Theoretisch klingt das bestechend. Praktisch sind beide Ansätze allein nicht in der Lage, die Tumorzellen vollständig aus dem Körper zu verbannen. Und sie lösen teils erhebliche Nebenwirkungen aus. In Tierversuchen kombiniert das LMU-Team nun beide Strategien, um die Nachteile der einzelnen Therapien zu beseitigen. Die Wissenschaftler geben adoptive T-Zellen und gleichzeitig bispezifische Antikörper. Die adoptiven T-Zellen werden mit einem Rezeptor beladen, der ein bestimmtes tumorspezifisches Molekül auf der Oberfläche der Magenkrebszellen erkennen kann. Das eine Ende der bispezischen Antikörper erkennt wiederum ein Molekül, mit dem die Forscher die Oberfläche der adoptiven T-Zellen markiert haben. Das andere Ende bindet an ein weiteres Oberflächenprotein auf den Tumorzellen. Auf diese Weise werden wahrscheinlich besonders viele, nur gegen den Tumor gerichtete T-Zellen im Krebsherd angereichert.

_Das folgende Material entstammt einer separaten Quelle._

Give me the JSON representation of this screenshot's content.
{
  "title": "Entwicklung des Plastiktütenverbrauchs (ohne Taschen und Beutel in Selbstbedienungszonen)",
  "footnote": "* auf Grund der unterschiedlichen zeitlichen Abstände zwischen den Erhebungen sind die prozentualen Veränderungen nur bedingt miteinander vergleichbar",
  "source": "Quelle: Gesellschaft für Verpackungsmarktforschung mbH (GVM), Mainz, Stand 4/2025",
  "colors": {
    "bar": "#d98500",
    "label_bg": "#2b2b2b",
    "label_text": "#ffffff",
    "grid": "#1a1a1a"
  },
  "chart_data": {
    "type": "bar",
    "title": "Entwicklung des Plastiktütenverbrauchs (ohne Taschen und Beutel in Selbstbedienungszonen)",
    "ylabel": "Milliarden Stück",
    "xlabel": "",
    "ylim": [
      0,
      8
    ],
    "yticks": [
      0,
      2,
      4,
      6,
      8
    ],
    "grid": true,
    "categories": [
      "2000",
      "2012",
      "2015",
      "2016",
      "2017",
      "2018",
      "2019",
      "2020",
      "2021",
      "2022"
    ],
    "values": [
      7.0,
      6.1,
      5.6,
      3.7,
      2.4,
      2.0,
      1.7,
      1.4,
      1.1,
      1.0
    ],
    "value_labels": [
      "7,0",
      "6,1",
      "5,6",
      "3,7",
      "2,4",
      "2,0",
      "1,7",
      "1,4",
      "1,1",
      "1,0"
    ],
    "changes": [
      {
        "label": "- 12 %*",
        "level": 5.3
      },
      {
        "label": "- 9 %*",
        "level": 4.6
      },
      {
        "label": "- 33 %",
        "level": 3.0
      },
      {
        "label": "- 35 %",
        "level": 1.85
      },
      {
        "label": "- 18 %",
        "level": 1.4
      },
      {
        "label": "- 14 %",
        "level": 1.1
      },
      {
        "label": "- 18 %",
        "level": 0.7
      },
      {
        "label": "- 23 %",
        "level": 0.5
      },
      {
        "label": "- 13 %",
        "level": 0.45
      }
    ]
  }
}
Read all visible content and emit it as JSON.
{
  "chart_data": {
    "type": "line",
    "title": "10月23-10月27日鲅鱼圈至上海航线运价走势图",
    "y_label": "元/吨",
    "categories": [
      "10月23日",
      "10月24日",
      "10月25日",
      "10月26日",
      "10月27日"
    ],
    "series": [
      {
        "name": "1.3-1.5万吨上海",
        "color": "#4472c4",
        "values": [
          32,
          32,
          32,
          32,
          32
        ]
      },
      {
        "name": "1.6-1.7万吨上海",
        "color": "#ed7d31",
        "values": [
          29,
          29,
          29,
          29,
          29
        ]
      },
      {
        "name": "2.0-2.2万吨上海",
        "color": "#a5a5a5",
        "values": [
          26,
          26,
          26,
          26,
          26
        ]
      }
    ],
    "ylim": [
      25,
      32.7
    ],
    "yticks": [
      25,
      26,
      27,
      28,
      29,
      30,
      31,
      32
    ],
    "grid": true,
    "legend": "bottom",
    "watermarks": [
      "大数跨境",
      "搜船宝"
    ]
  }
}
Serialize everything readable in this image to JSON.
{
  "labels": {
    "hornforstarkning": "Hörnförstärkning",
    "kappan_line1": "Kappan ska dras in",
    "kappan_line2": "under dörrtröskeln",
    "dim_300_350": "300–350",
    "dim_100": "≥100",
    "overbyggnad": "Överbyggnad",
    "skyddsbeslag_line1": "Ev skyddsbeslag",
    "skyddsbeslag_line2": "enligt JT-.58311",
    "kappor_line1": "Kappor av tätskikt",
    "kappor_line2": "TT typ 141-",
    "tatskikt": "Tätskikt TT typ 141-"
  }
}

„Auch diese Behandlung ist kein Allheilmittel”, warnt Endres, „aber im Tierversuch ist die Summe der Wirkungen besser ist als die Summe der Einzelwirkungen beider Ansätze.” Die Tumore der Mäuse wuchsen nur bis zu einem Zehntel der Größe im Vergleich mit Tumoren bei unbehandelten Mäusen. „Wir wollen den genauen Wirkmechanismus erforschen”, sagt Endres, „Fernziel ist es, die Therapie so zu optimieren, dass alle Tumorzellen verschwinden.”